What is the Role of Oxygen Therapy in Emphysema?
Once emphysema progresses to where oxygen levels in the blood are low, supplemental oxygen therapy is required. At this point, a patient is entering the final stages of emphysema.
Supplemental oxygen therapy aids in breathing, but its primary purpose is to support heart function. Many patients only want to take their oxygen at night and do not want to be seen taking their oxygen during the day. However, clinical trials have shown that supplemental oxygen is most effective when used for 24 hours a day.
Most patients prefer not using supplemental oxygen. Yet, survival rates with patients with COPD (Chronic Obstructive Pulmonary Disease) is significantly longer in proportion to the time a patient is on supplemental oxygen.
Medicare and most insurance companies cover the cost of home oxygen therapy once it is prescribed by your doctor or health professional.
What is Volume Reduction Surgery?
- Patients with end-stage emphysema may become candidates for volume reduction surgery. This is a procedure that is gaining more acceptance in the medical community. This procedure improves pulmonary function by removing part of the non-functioning area of the lungs, thus reducing the overall volume in the chest allowing for improved efficiency of the remaining functioning lung structure.

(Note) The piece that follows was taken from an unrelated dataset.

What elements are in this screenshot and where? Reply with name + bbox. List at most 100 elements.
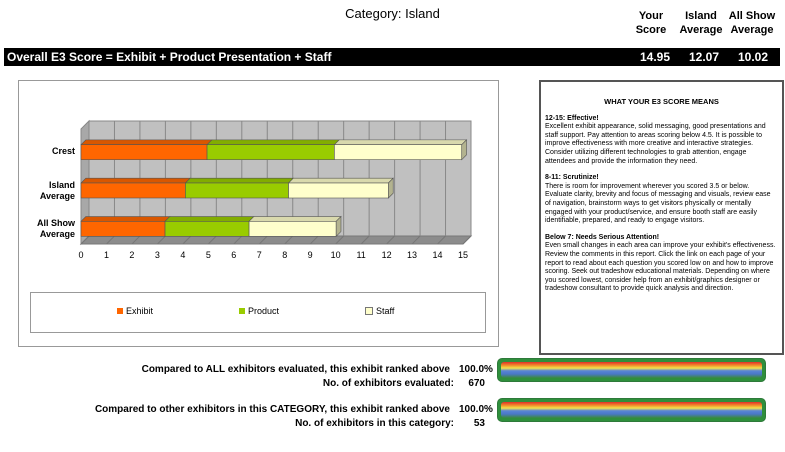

- Lung reduction surgery has been shown in carefully selected patients to improve lung fuction and quality of life in patients with severe emphysema.
Is Lung Transplantation an Option for Patients with Severe Emphysema?
- Lung transplantation has also become another option for patients with end-stage emphysema. Transplantation may involve one or both lungs.
- Statistics reveal that survival after lung transplantation has been as high as 77% at two years and 75% at three years after surgery.
- Transplantation therapy is a risky and cost-prohibitive operation. Patients often have long waits for available matched donor lungs.
- Hospitalization is required and months of pulmonary therapy and lifelong anti-rejection therapy is required.